The authors declare no competing interests.

Figures

Figure 1
Figure 1. Comparison of nonmalignant stroma and tumour strom
a. Nonmalignant epithelial tissue is supported by a stroma composed of extracellular matrix (ECM), fibroblasts, mesenchymal stromal cells (MSCs), osteoblasts (in bone), and/or chondrocytes (in joints). Cells in the nonmalignant stroma are usually in a quiescent state and maintain homeostasis in the ECM and epithelial compartment, in part by negatively regulating the proliferation, motility, and invasion of cells in the epithelial layer. When cancer develops, the stroma undergoes vast changes to become fibrotic and activated. The ECM becomes denser and more rigid, and is composed of alternative forms of connective fibres, such as tenascin and fibronectin, which cancer cells can invade through. Fibroblasts and MSCs change shape and expression profiles and become more proliferative and secrete higher levels of growth factors, cytokines, and chemokines (black arrows). Stromal fibroblasts in the tumour microenvironment are referred to as cancer-associated fibroblasts (CAFs) or myofibroblasts. The tumour stroma promotes cancer progression and metastasis, and leads to resistance to therapy and disease recurrence.
Figure 2
Figure 2. Tumour stroma-mediated chemoresistance
In response to anticancer therapy, the tumour stroma mediates resistance to therapy and disease recurrence. a | Dense fibrosis causes limited access of cancer cells to therapeutic agents in three ways: creating an extracellular matrix (ECM) barrier that such agents cannot diffuse through; promoting stromal cytochrome P450 (CYP)-mediated degradation of drugs; and increasing interstitial pressure that prevents therapeutic agents from entering the tumour. b | In response to chemotherapy or c | radiation therapy, cancer-associated fibroblasts (CAFs) and mesenchymal stromal cells (MSCs) secrete different growth factors, cytokines, and chemokines that promote cancer-cell survival, proliferation, invasion, and metastasis, leading to resistance. d | Targeted inhibition of a specific pathway (ligand–receptor X) results in the stromal secretion of new ligands (ligand–receptor Y), resulting in survival and resistance. e | In prostate cancer, decreased androgen receptor (AR) expression in the stroma leads to resistance to androgen-deprivation therapies.

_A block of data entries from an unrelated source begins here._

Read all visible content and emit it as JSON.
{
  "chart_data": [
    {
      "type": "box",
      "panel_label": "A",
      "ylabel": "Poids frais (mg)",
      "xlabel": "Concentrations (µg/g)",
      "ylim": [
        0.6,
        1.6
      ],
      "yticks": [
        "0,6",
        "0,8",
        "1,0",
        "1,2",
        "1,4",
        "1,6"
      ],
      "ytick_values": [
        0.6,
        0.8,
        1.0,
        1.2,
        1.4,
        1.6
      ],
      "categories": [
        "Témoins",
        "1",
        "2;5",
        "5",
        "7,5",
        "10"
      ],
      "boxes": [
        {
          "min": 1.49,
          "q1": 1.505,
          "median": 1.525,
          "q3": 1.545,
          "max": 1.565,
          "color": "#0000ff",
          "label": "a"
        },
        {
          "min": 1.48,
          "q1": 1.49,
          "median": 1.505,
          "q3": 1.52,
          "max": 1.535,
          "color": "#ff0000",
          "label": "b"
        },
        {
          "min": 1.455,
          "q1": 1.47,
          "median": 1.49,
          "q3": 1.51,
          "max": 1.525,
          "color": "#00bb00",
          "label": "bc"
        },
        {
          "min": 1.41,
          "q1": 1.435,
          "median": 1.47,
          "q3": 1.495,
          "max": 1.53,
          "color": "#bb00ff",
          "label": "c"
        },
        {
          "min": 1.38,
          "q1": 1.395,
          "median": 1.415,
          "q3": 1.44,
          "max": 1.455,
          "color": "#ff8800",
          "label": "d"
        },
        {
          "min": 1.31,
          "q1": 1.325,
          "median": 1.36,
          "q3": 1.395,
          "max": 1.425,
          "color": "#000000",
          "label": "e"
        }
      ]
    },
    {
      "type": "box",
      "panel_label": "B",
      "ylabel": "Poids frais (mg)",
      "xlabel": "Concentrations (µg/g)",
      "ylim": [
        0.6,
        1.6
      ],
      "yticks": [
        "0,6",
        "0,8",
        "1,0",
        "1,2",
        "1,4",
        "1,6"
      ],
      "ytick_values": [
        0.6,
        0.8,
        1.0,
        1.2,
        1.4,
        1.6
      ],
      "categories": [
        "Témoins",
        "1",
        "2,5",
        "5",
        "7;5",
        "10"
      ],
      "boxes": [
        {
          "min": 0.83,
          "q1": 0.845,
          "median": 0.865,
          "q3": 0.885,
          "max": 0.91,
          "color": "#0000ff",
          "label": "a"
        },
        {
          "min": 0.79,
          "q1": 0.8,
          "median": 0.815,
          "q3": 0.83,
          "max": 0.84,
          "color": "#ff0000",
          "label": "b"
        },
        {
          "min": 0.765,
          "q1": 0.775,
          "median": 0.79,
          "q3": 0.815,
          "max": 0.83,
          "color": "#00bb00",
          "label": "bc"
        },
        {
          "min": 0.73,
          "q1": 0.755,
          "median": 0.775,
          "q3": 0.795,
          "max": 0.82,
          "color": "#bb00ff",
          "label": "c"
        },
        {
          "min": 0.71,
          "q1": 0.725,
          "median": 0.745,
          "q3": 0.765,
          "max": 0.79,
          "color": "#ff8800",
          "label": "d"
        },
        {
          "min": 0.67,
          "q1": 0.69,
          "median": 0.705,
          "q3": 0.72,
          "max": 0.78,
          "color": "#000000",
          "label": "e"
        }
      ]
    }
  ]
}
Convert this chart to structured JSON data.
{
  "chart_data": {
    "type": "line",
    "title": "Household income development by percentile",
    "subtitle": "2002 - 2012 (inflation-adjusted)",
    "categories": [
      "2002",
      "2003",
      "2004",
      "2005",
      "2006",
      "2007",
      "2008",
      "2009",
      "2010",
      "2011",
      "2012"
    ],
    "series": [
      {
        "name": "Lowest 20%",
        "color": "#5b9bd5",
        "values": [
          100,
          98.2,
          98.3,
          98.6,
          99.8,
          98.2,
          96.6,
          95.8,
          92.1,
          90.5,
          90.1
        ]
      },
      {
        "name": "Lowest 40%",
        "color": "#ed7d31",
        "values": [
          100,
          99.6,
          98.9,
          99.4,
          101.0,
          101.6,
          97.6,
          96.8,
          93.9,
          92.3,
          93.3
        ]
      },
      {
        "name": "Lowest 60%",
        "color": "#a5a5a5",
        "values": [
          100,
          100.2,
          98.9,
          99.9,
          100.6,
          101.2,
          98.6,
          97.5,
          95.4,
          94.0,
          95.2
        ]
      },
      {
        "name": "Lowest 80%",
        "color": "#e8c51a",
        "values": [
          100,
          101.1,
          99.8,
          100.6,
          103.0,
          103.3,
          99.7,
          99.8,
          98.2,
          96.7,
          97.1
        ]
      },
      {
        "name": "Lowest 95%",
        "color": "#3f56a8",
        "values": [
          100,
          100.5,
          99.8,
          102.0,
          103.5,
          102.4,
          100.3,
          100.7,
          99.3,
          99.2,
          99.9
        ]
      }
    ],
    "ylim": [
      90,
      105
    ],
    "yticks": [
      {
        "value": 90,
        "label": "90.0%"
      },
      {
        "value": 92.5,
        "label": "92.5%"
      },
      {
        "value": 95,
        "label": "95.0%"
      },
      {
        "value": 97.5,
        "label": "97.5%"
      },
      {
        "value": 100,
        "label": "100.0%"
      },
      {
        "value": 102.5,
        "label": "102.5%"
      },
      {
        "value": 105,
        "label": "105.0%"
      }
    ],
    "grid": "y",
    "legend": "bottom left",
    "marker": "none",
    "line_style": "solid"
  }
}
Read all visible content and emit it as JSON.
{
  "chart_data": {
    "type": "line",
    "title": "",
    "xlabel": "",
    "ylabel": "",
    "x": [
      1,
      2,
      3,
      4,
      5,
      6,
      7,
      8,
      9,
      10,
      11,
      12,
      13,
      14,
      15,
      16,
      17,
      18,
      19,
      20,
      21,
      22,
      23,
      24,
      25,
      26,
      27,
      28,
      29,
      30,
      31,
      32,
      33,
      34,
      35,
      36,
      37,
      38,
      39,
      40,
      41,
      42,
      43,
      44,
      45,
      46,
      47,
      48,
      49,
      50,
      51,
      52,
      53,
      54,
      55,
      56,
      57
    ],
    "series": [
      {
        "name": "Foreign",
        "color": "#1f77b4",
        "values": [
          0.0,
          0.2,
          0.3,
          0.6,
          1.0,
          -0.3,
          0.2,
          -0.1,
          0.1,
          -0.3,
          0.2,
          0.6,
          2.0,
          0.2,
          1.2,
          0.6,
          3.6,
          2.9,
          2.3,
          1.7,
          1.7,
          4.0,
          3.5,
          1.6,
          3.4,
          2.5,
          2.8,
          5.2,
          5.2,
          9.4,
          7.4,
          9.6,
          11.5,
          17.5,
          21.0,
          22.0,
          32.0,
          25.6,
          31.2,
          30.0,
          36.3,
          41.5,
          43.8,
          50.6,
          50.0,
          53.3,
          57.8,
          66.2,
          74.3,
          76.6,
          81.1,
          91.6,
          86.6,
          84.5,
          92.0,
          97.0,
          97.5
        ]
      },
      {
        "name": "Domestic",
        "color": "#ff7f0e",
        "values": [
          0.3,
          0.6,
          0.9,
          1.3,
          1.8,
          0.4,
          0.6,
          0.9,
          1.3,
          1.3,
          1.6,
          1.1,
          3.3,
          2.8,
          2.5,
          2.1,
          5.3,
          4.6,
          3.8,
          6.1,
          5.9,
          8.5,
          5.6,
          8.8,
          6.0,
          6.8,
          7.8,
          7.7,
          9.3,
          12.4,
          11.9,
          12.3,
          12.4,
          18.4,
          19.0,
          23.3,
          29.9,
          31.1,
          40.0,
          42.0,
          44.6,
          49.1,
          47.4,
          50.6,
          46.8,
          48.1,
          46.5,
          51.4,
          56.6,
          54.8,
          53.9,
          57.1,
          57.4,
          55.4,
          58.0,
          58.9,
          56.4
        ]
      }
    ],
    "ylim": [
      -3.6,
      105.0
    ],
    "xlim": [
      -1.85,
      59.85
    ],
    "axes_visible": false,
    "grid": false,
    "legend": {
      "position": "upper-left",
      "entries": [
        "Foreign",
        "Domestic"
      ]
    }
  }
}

In breast cancer; the stroma promotes decreased oestrogen receptor (ER) expression in cancer cells, leading to resistance to antihormonal therapies. f | CAFs, MSCs, and ECM suppress effector immune cell activation and tumour infiltration.
Figure 3
Figure 3. Targeting tumour stromal cells in addition to cancer cells
a | Currently, most antitumour therapies target and eliminate cancer cells, and are not design to directly affect the tumour stroma. b | However, tumour recurrence can result from the interactions of the tumour stroma with both cancer cells and anticancer therapies. Through its interaction with cancer cells, the stroma promotes the hallmarks of cancer and can induce a therapy-resistant phenotype. Through its direct interaction with anticancer therapy, the stroma can prevent the action of such therapies on cancer cells. (FIG. 2). c | We posit that, in addition to targeting cancer cells, anticancer therapeutic strategies should include methods to target and constrain the stroma, or to revert it to a tumour-suppressive state.